Outubro de 1989. A Nintendo coloca no mercado a Power Glove com a missão de mudar definitivamente a forma como interagimos com os videogames. Em vez de joysticks, usaríamos agora gestos para determinar como os nossos avatares iriam se comportar nos novos jogos digitais. O frenesi é tamanho que a Power Glove chega a ser a protagonista de seu próprio filme, “The Wizard”, com a maior estrela infantojuvenil da época: Fred Savage.
Dezembro de 2009. Um mês que a história do Cinema não iria esquecer. Em salas de todo o mundo, estreou Avatar, o filme que prometia marcar a passagem do cinema da era 2D para 3D. Na esteira do seu sucesso, até TVs foram lançadas onde, em nossos próprios lares, poderíamos acompanhar a inescapável revolução dimensional.
Outubro de 2021. No rastro do fim da pandemia da CoVid-19, apostando nas mudanças provocadas pelo “novo normal” nas relações sociais e de trabalho, o Facebook muda seu nome para Meta, mostrando o seu compromisso com o desenvolvimento de aplicações e tecnologias voltadas para a criação de uma realidade virtual compartilhada.
O que todas essas tecnologias têm em comum? Elas prometeram revolucionar suas mídias e mercados e não o fizeram.

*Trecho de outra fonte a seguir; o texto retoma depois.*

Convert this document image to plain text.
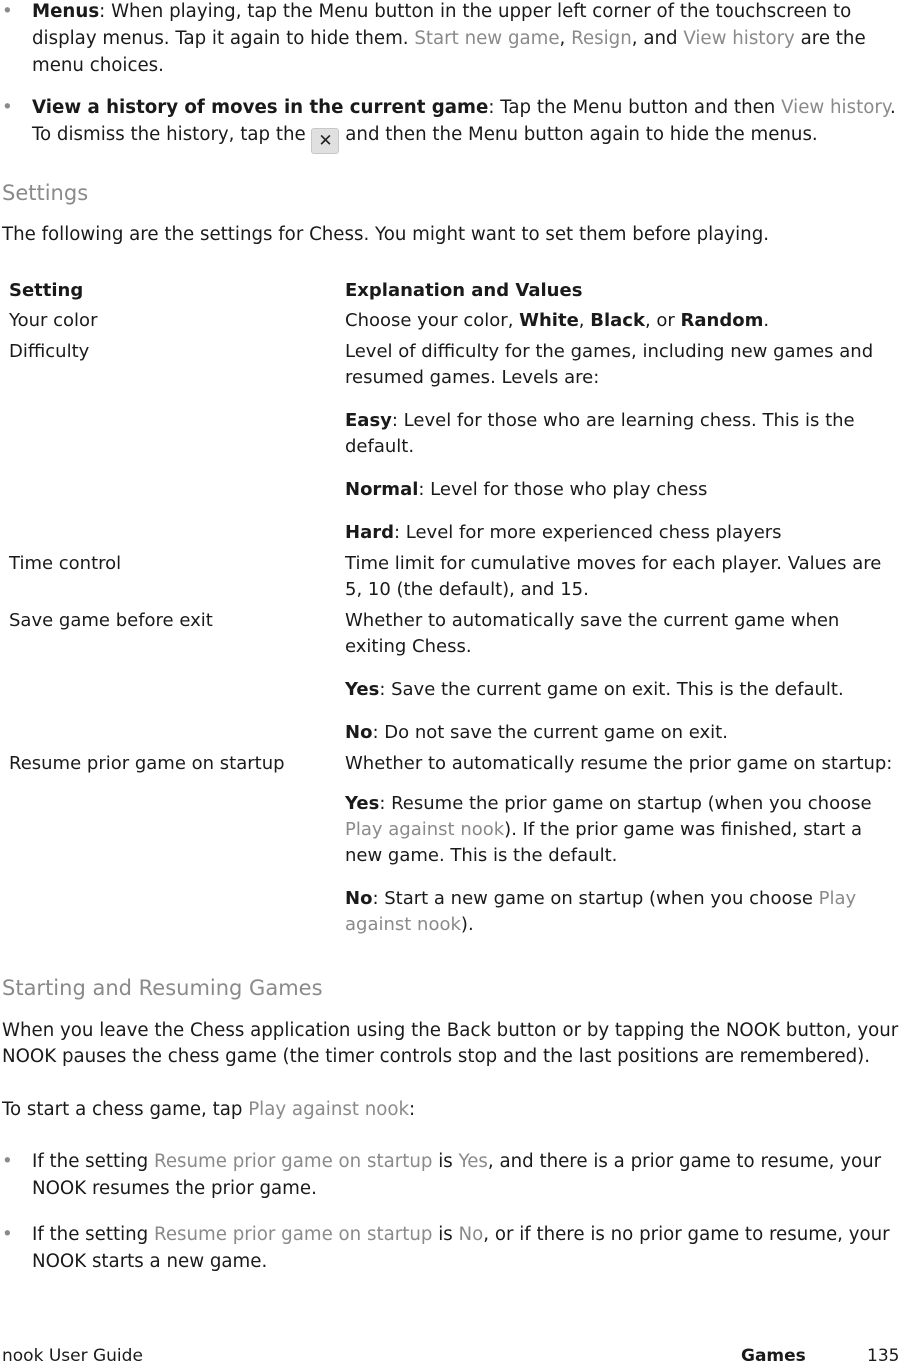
• Menus: When playing, tap the Menu button in the upper left corner of the touchscreen to display menus. Tap it again to hide them. Start new game, Resign, and View history are the menu choices.
• View a history of moves in the current game: Tap the Menu button and then View history. To dismiss the history, tap the ✕ and then the Menu button again to hide the menus.
Settings
The following are the settings for Chess. You might want to set them before playing.
Setting	Explanation and Values
Your color	Choose your color, White, Black, or Random.
Difficulty	Level of difficulty for the games, including new games and resumed games. Levels are:
Easy: Level for those who are learning chess. This is the default.
Normal: Level for those who play chess
Hard: Level for more experienced chess players

Time control	Time limit for cumulative moves for each player. Values are 5, 10 (the default), and 15.
Save game before exit	Whether to automatically save the current game when exiting Chess.
Yes: Save the current game on exit. This is the default.
No: Do not save the current game on exit.

Resume prior game on startup	Whether to automatically resume the prior game on startup:
Yes: Resume the prior game on startup (when you choose Play against nook). If the prior game was finished, start a new game. This is the default.
No: Start a new game on startup (when you choose Play against nook).
Starting and Resuming Games
When you leave the Chess application using the Back button or by tapping the NOOK button, your NOOK pauses the chess game (the timer controls stop and the last positions are remembered).
To start a chess game, tap Play against nook:
• If the setting Resume prior game on startup is Yes, and there is a prior game to resume, your NOOK resumes the prior game.
• If the setting Resume prior game on startup is No, or if there is no prior game to resume, your NOOK starts a new game.
nook User Guide	Games	135
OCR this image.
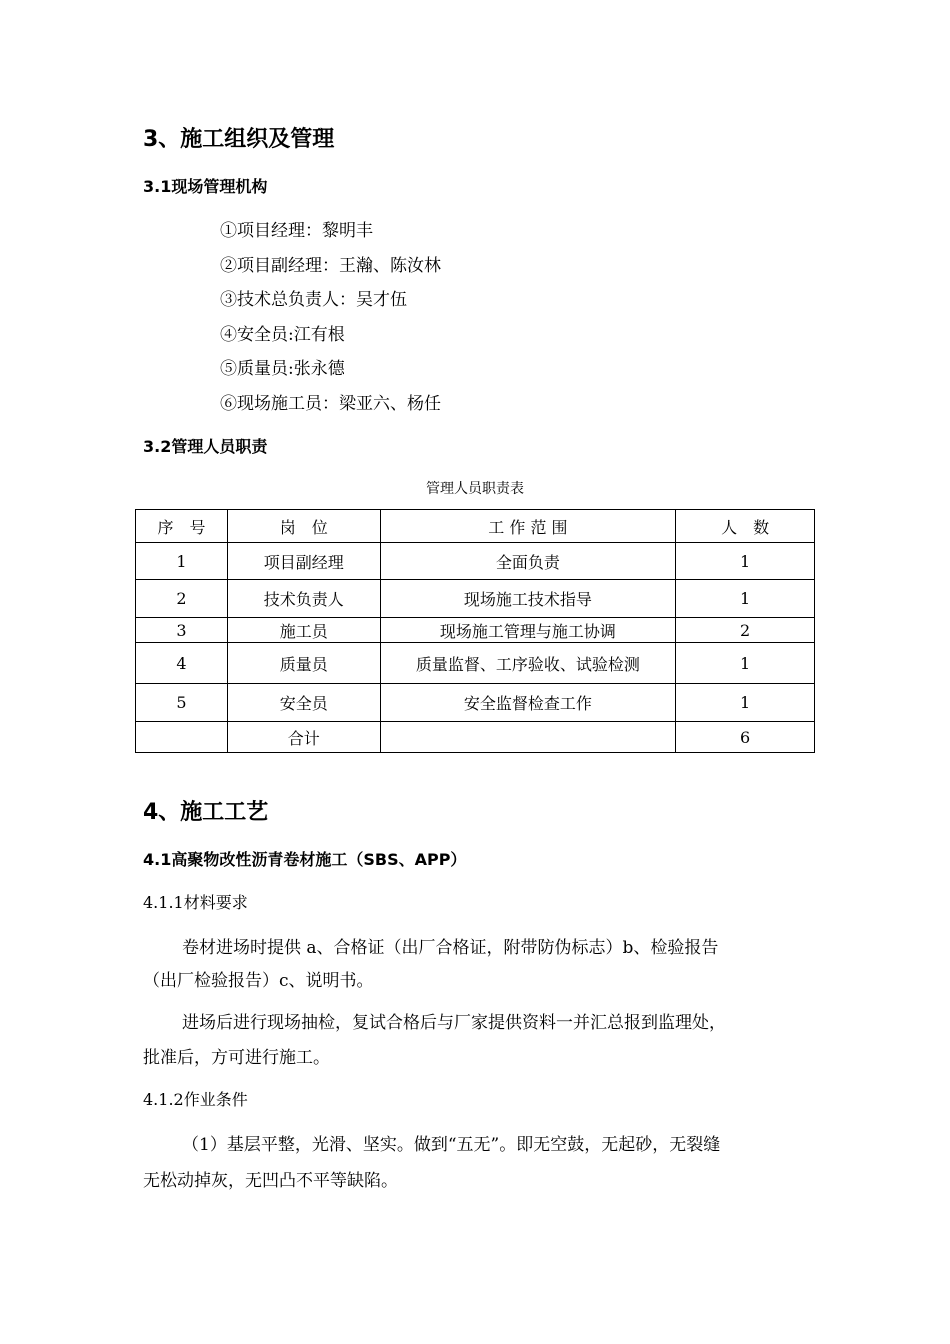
3、施工组织及管理
3.1现场管理机构
①项目经理：黎明丰
②项目副经理：王瀚、陈汝林
③技术总负责人：吴才伍
④安全员:江有根
⑤质量员:张永德
⑥现场施工员：梁亚六、杨任
3.2管理人员职责
管理人员职责表
序　号	岗　位	工 作 范 围	人　数
1	项目副经理	全面负责	1
2	技术负责人	现场施工技术指导	1
3	施工员	现场施工管理与施工协调	2
4	质量员	质量监督、工序验收、试验检测	1
5	安全员	安全监督检查工作	1
	合计		6
4、施工工艺
4.1高聚物改性沥青卷材施工（SBS、APP）
4.1.1材料要求
卷材进场时提供 a、合格证（出厂合格证，附带防伪标志）b、检验报告
（出厂检验报告）c、说明书。
进场后进行现场抽检，复试合格后与厂家提供资料一并汇总报到监理处，
批准后，方可进行施工。
4.1.2作业条件
（1）基层平整，光滑、坚实。做到“五无”。即无空鼓，无起砂，无裂缝
无松动掉灰，无凹凸不平等缺陷。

Pelo menos, ainda. Isso não quer dizer que elas não mudaram processos de produção, o formato de produtos, ou não promoveram a criação de novos nichos de consumo, mas elas com certeza não atingiram todo o hype que era prometido no seu lançamento.
Esse ciclo de adoção de tecnologias é descrito em quatro grandes fases pelo Gartner Hype Cycle:
- Gatilho de Inovação: O lançamento de uma tecnologia emergente gera muito interesse da mídia e do público, mas ela ainda não está consolidada, e há poucas aplicações práticas e muitas dúvidas sobre sua viabilidade comercial.
- Auge das Expectativas Infladas: Logo o entusiasmo pela tecnologia atinge o pico, prometendo benefícios (ou malefícios) e aplicações muitas vezes exageradas. Porém há um claro otimismo no mercado e a tecnologia ganha destaque na mídia, baseado em expectativas bastante irreais.
- Abismo da Desilusão: Eventualmente, as expectativas não se confirmam e o entusiasmo inicial diminui, pois a tecnologia não atende a todas as promessas que foram incensadas a seu respeito. Começam os questionamentos sobre a sua viabilidade e a sua utilidade prática.
- Rampa da Consolidação: Nesse momento, após a sensação de fracasso, as aplicações práticas da tecnologia começam a se tornar mais claras e o interesse se restabelece, com uma visão mais realista de seus benefícios. Há uma nova rodada de investimentos e testes mais concretos em diferentes áreas.
- Platô da Produtividade: Enfim, a tecnologia se consolida, com aplicações mais estáveis e amplamente aceitas, atingindo a sua maturidade pela adoção generalizada e pela sua incorporação nos processos de trabalho.
Segundo o último Gartner Hype Cycle, a IA está começando a descer a ladeira em direção ao Abismo da Desilusão, mas quando falamos do mercado editorial, que historicamente sempre foi mais lento na adoção de novas tecnologias, podemos dizer que estamos ainda no início do Auge das Expectativas Infladas. Porém, no nosso caso, as expectativas não são assim tão positivas.
Somos hoje assombrados por muitas ansiedades geradas pelas mudanças que a IA tem promovido: a dificuldade de comprovar e cobrar pelo uso não autorizado de obras para treinar as IAs generativas; a substituição de profissionais experientes por IA em diversas etapas do processo de preparação das obras; e até a entrada agressiva de outros players, em especial da área de tecnologia, no mercado para competir pelos nossos cada vez mais minguados públicos.
Mas esse não é um medo novo. Toda mudança tecnológica gera ansiedades e provoca mudanças em processos e nas atividades profissionais, gerando insegurança e dúvidas num mercado cada dia mais desafiador. Qual será o papel do humano nos processos editoriais futuros? Qual será o impacto da Inteligência Artificial na produção das obras e na sua distribuição? Haverá um mercado quando a IA realmente fizer tudo o que ela diz se propor a fazer?
Em vez de ficarmos paralisados entre a negação dos impactos dessa tecnologia emergente e a fantasia de ruína, inspirada por Borges, sobre uma Biblioteca de Babel da IA, onde se gerariam automaticamente todas as possíveis versões de livros, por meio das combinações de exaustivas de letras até que, como acontece nos Nove Bilhões dos Nomes de Deus de Arthur C. Clarke, as estrelas comecem a apagar, há muito que podemos fazer.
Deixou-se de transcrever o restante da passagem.